Спина верблюда


Занятие тянулось, как всегда, медленно. Репетитор Марина Смолякова сидела, подперев кулачком щеку, и то и дело украдкой посматривала на часы. Это невыносимо… Еще целых тридцать минут! Уроки с Илоной, самой нелюбимой ученицей, для нее всегда были хуже каторги. Илона – дочь преуспевающего сантехника. У нее в гуманитарном лицее второй иностранный язык – английский. Как будто первого недостаточно… Сегодня Марина с Илоной в очередной раз зависли на конструкции «I have got… »

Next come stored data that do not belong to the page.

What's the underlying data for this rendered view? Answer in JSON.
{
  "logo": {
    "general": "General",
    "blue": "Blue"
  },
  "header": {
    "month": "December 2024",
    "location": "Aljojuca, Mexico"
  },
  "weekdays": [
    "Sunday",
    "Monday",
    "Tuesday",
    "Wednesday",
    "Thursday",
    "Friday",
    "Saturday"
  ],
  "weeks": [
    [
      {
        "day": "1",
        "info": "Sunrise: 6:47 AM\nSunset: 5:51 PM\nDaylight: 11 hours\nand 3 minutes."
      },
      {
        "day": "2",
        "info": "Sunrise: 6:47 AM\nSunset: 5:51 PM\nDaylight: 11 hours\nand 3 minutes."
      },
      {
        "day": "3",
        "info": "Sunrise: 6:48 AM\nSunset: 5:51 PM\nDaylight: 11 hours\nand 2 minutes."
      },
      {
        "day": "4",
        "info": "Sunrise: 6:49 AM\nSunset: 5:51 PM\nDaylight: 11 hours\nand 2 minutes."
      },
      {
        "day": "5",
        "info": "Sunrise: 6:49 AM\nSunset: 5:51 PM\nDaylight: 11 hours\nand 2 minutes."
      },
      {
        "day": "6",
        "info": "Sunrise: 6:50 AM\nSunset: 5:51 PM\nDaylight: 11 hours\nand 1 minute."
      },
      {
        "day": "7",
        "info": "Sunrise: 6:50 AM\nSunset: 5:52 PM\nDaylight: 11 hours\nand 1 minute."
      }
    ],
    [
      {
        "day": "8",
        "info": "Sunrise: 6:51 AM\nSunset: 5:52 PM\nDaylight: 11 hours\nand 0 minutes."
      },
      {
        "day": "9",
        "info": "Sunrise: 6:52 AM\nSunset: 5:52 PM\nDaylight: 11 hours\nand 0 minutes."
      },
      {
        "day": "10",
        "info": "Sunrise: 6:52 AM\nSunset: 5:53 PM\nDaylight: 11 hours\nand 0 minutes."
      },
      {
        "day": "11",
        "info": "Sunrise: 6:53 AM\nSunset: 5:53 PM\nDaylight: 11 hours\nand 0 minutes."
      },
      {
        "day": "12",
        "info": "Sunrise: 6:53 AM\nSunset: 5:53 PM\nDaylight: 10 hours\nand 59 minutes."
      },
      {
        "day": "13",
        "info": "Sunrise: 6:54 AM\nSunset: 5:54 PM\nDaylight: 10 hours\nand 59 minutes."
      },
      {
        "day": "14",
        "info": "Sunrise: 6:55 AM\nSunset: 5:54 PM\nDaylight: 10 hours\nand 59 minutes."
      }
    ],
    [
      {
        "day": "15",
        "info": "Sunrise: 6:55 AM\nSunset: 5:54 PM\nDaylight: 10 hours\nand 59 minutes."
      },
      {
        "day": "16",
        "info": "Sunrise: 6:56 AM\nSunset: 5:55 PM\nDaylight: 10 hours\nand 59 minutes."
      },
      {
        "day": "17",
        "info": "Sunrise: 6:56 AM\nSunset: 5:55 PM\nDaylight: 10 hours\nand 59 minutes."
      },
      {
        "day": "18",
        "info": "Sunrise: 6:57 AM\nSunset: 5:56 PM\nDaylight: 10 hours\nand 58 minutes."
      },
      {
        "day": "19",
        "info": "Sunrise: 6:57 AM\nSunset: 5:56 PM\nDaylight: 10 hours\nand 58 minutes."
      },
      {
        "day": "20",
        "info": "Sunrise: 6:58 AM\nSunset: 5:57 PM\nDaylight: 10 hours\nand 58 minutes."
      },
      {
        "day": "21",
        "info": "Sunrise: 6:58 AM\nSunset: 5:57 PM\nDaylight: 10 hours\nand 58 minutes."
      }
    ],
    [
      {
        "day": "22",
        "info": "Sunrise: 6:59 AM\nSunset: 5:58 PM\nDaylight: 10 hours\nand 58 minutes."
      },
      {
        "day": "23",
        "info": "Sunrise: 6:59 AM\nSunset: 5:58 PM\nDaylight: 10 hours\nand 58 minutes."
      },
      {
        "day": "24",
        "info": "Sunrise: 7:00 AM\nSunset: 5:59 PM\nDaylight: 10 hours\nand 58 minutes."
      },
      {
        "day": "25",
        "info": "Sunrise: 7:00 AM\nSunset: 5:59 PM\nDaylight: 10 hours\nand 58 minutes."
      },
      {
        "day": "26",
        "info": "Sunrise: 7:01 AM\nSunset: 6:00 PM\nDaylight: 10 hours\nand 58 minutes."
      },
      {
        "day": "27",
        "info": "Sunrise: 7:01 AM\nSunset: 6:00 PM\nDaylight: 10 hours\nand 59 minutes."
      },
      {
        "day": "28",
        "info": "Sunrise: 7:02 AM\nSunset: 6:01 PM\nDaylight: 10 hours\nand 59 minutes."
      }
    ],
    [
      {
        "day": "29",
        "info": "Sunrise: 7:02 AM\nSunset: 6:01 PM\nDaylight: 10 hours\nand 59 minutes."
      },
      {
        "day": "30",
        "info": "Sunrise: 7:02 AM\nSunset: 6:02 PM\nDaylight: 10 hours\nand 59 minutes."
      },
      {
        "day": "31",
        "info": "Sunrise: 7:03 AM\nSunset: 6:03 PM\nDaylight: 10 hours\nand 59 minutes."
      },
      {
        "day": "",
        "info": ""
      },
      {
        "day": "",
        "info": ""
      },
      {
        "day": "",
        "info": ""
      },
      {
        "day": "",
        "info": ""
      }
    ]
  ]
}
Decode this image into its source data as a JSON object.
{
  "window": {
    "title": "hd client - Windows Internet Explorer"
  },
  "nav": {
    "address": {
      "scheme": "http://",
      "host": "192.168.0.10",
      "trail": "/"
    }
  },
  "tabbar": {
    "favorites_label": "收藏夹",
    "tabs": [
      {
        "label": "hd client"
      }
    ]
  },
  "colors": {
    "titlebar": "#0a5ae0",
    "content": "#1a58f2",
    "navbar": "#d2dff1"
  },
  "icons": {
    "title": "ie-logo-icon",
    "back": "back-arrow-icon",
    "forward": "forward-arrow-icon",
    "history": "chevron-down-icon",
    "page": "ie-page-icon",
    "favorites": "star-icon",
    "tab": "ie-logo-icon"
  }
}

– Ай хэв гот э бук, – произносит Марина. – Переведи-ка, Илоночка.
– У меня есть книга.
– Правильно. А теперь так: Ай хэв гот э дог…
– У меня есть собака.
– Молодец, хорошо. А это: Ай хэв гот э байсикл?
Илона замолчала. Все, интерактивный режим закончился. Марине больше всего на свете захотелось встать и уйти. Только уйти не просто так, а хорошенько треснув напоследок по узкому и бестолковому лбу ученицы… Ведь учили же сто раз, причем сегодня еще и повторяли. Все как об стенку горох!
– Вспомни, пожалуйста. Это слово тебе хорошо знакомо… Ну?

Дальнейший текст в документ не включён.